Thursday, August 4, 2011

The Problem With Socialized Health Care

One of my co-interns went on a well justified rant today about the problem with socialized medicine.   At the county hospital, all the doc's are salaried.  I'd like to think that most of them still work hard and do what's best for their patients, but there are always exceptions.

In one particular department, where most specialists would be raking in the dough by billing for specialized procedures, the contrast is striking.  At a private hospital, these would be the docs drooling over every possible procedure and making obscene salaries because of it.  But at County, you have to beg and plea to get them to do anything at all.  They are only in house from 10am to 3pm (with a few hours for lunch), and will not EVER come in outside those hours for anything less than a catastrophic emergency.  They don't get paid per procedure, so they aim to do as little work each day as possible.  And will gladly admit it.

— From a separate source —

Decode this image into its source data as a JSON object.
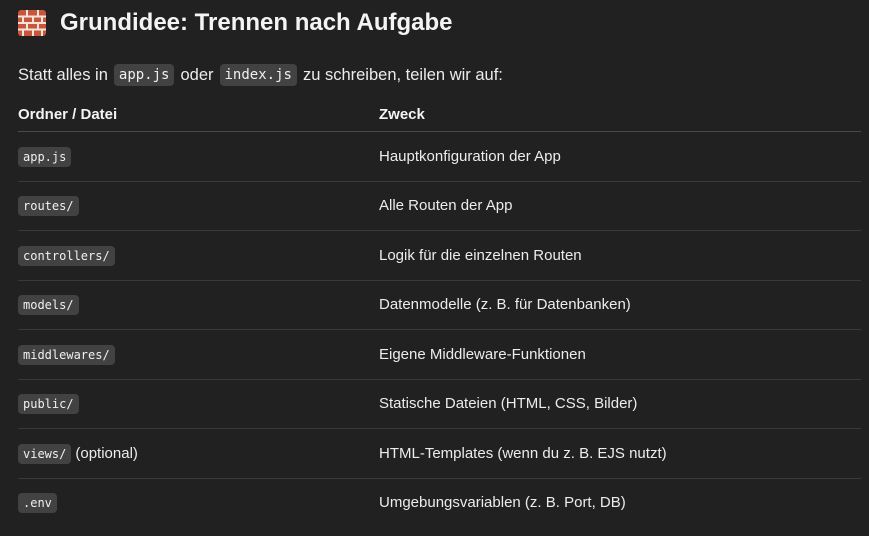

But that misses the whole other side of socialized medicine.   It overlooks the patient with no insurance who is getting a life saving Whipple tomorrow for an otherwise incurable pancreatic cancer.  And the undocumented illegal immigrant who has has been wholly cared for in his last days of life with the upmost dignity and respect without question, relieving his family from some of the related anxiety and fear that otherwise accompanied his passing.  And the patient who missed her OR date because she couldn't afford the bus fare to get to the hospital; and we gladly rescheduled her without berating her behind her back for ruining our carefully constructed OR schedule. 

Yes, salaried doctors might get lazy.   Yes, unionized nurses might not work as hard.  But God help me if I ever have to tell a patient that I can't operate because he can't pay.  I'd rather fight tooth and nail against an inefficient and frustrating system, than reject those most of need of my services.